Seattle Children's Research Institute & Department of Pediatrics, University of Washington, Seattle, WA, USA.
Expert Rev Hematol. 2010 Aug;3(4):469-83. doi: 10.1586/ehm.10.33.
Approximately 25-30% of the hemophilia A patients develop inhibitory antibodies against Factor VIII (FVIII) following protein-replacement therapy. This problem is also thought to occur following gene-replacement therapy. Recently, many approaches have been investigated to modulate FVIII-specific immune responses in either protein-replacement or gene therapy hemophilia A mouse models. Several promising protocols have been demonstrated to successfully prevent or modulate the formation of anti-FVIII antibodies, including methods to manipulate antigen presentation, development of less immunogenic FVIII proteins, or formulations or gene therapy protocols to evade immune responses, as well as immunomodulation strategies to target either T- and/or B-cell responses. Most of these successful protocols involve the induction of activated Treg cells to create a regulatory immune environment during tolerance induction. Innovative strategies to overcome pre-existing anti-FVIII immune responses and induce long-term tolerance in primed subjects still need to be developed.

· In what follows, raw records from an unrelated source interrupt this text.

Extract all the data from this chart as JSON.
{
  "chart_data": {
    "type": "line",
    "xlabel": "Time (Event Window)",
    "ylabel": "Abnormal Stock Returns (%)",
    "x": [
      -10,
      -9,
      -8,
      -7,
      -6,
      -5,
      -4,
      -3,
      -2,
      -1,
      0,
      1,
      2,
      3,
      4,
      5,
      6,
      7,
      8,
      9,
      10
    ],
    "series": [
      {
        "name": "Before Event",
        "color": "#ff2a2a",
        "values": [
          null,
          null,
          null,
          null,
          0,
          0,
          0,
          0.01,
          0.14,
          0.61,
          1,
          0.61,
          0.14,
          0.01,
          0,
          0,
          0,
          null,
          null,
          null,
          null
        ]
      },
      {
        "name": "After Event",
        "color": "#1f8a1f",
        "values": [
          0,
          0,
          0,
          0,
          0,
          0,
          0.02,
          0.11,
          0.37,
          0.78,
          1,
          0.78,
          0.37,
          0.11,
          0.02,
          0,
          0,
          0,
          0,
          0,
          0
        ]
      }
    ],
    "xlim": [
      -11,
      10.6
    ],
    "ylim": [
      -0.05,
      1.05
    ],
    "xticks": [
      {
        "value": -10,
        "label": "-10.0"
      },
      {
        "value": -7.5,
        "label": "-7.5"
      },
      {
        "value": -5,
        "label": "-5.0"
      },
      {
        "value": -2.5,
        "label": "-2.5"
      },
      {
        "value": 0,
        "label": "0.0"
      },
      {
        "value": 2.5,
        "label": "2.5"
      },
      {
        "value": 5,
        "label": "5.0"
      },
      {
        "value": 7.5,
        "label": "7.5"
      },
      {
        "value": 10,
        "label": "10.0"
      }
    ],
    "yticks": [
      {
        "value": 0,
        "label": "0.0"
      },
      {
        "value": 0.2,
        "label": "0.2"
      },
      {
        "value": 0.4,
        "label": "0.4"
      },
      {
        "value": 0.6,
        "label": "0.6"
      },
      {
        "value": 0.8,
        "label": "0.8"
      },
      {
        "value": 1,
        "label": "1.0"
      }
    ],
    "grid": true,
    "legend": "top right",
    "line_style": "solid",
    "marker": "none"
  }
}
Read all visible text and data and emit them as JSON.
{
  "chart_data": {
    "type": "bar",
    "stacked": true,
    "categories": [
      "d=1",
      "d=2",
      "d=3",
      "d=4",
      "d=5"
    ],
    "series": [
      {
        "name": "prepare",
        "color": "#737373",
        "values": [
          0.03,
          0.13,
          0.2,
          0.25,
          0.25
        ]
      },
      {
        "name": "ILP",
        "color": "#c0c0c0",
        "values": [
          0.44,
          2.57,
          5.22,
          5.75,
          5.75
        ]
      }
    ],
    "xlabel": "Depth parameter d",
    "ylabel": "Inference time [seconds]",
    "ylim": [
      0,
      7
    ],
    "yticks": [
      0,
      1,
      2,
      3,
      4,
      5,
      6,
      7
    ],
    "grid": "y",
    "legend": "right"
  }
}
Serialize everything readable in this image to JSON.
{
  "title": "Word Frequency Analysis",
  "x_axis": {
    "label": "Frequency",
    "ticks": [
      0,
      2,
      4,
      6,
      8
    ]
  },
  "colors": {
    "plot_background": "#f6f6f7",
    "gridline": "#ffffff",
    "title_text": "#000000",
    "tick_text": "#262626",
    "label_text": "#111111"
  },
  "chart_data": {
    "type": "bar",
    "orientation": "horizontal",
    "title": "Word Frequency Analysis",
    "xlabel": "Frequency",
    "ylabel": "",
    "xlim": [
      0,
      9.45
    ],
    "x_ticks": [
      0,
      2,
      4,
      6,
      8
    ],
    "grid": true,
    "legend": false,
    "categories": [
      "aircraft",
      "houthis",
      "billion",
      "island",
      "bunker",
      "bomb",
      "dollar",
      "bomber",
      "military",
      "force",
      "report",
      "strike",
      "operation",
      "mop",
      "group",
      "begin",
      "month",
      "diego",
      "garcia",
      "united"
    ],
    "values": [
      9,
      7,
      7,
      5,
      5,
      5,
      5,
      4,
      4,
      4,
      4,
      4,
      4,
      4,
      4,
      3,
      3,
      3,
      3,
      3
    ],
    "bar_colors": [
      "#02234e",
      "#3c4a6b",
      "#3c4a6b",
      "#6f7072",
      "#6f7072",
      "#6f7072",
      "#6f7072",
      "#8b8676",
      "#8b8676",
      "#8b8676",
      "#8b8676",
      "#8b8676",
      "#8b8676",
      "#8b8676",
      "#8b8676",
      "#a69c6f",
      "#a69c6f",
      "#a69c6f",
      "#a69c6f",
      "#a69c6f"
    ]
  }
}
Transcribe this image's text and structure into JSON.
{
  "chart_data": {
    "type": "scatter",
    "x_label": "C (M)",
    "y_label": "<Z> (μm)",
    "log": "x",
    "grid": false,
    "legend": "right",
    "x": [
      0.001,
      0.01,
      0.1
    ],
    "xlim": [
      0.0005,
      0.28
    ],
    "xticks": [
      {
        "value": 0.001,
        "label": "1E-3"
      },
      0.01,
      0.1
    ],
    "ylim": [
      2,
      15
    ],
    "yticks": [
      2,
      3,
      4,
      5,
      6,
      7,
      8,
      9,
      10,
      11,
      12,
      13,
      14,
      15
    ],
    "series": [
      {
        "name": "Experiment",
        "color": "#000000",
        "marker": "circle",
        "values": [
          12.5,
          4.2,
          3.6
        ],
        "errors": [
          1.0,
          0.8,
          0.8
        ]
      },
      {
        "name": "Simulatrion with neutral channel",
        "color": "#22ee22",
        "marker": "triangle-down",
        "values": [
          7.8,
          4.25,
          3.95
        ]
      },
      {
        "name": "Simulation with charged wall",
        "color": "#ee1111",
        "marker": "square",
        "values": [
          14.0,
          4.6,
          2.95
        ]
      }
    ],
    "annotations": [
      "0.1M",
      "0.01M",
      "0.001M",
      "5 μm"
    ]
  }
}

约 25-30%的血友病 A 患者在接受蛋白替代疗法后会针对凝血因子 VIII(FVIII)产生抑制性抗体。人们认为该问题也会在基因替代疗法后发生。最近,许多方法已被用于在蛋白替代或基因治疗血友病 A 小鼠模型中调节 FVIII 特异性免疫反应。几项有前景的方案已被证实可成功预防或调节抗 FVIII 抗体的形成,包括操纵抗原呈递、开发免疫原性较低的 FVIII 蛋白、或制剂或基因治疗方案以逃避免疫反应,以及免疫调节策略以靶向 T 细胞和/或 B 细胞反应。这些成功方案中的大多数都涉及诱导激活的调节性 T 细胞(Treg 细胞),以在诱导耐受时创建一个调节性免疫环境。仍然需要开发创新策略来克服已存在的抗 FVIII 免疫反应并在致敏对象中诱导长期耐受。